On October 18, 2006, the Court entered an order explaining its grounds for
granting the special exceptions. On November 3, 2006, the plaintiff filed
a second amended petition. On February 8, 2007, the Company filed its
answer and special exceptions to the second amended petition. On August 9,
2007, the Court granted the special exceptions and dismissed the second amended
petition with prejudice.
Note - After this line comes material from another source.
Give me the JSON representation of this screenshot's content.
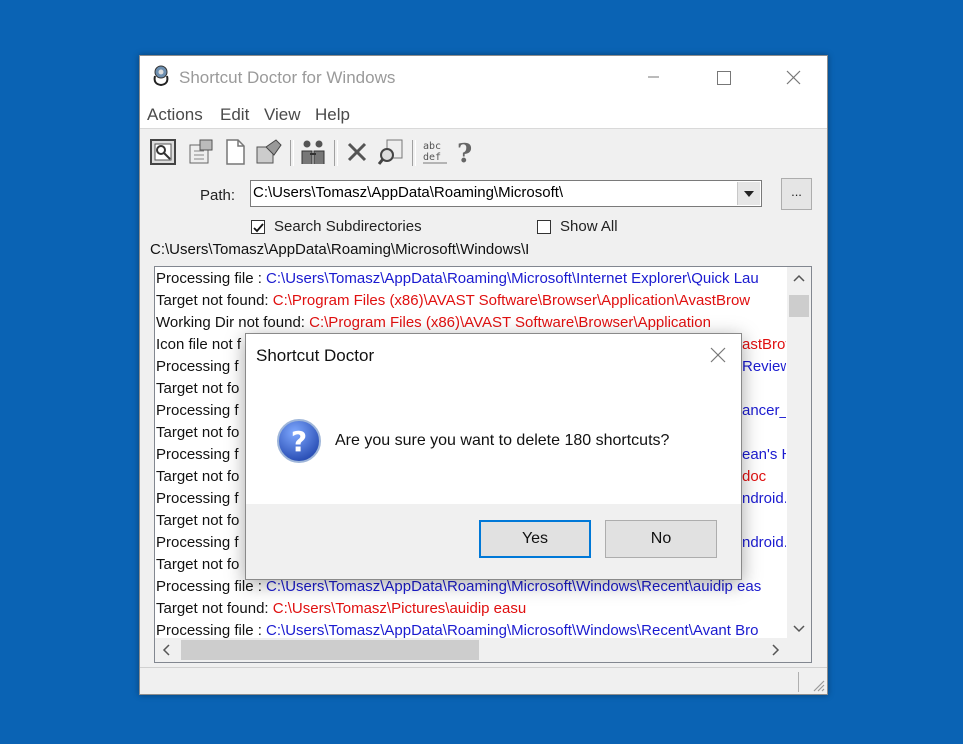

On September 4, 2007, the plaintiff moved for
reconsideration of the dismissal with prejudice of the second amended petition,
for a new trial, and for leave to further amend the petition, and the
defendants opposed that motion on September 20, 2007. On October 23,
2007, that motion was deemed denied by operation of law because the court had
not acted on it by that date.
On October 8,
2005, Richard Keene, filed an action styled, C.A. No. H-05-3441, Richard
Keene v. Frank M. DeLape et al., in the United States District Court for the
Southern District of Texas. This action makes substantially similar allegations
as the original complaint in the Vitale action. The plaintiff also alleges that
his failure to make a demand on the Board prior to filing the action is excused
as futile.
The Company sought to
transfer the Keene action to the United States District Court for the Eastern
District of Pennsylvania as part of the MDL Motion. On January 21,
2006, the court stayed the Keene action pending resolution of the MDL Motion.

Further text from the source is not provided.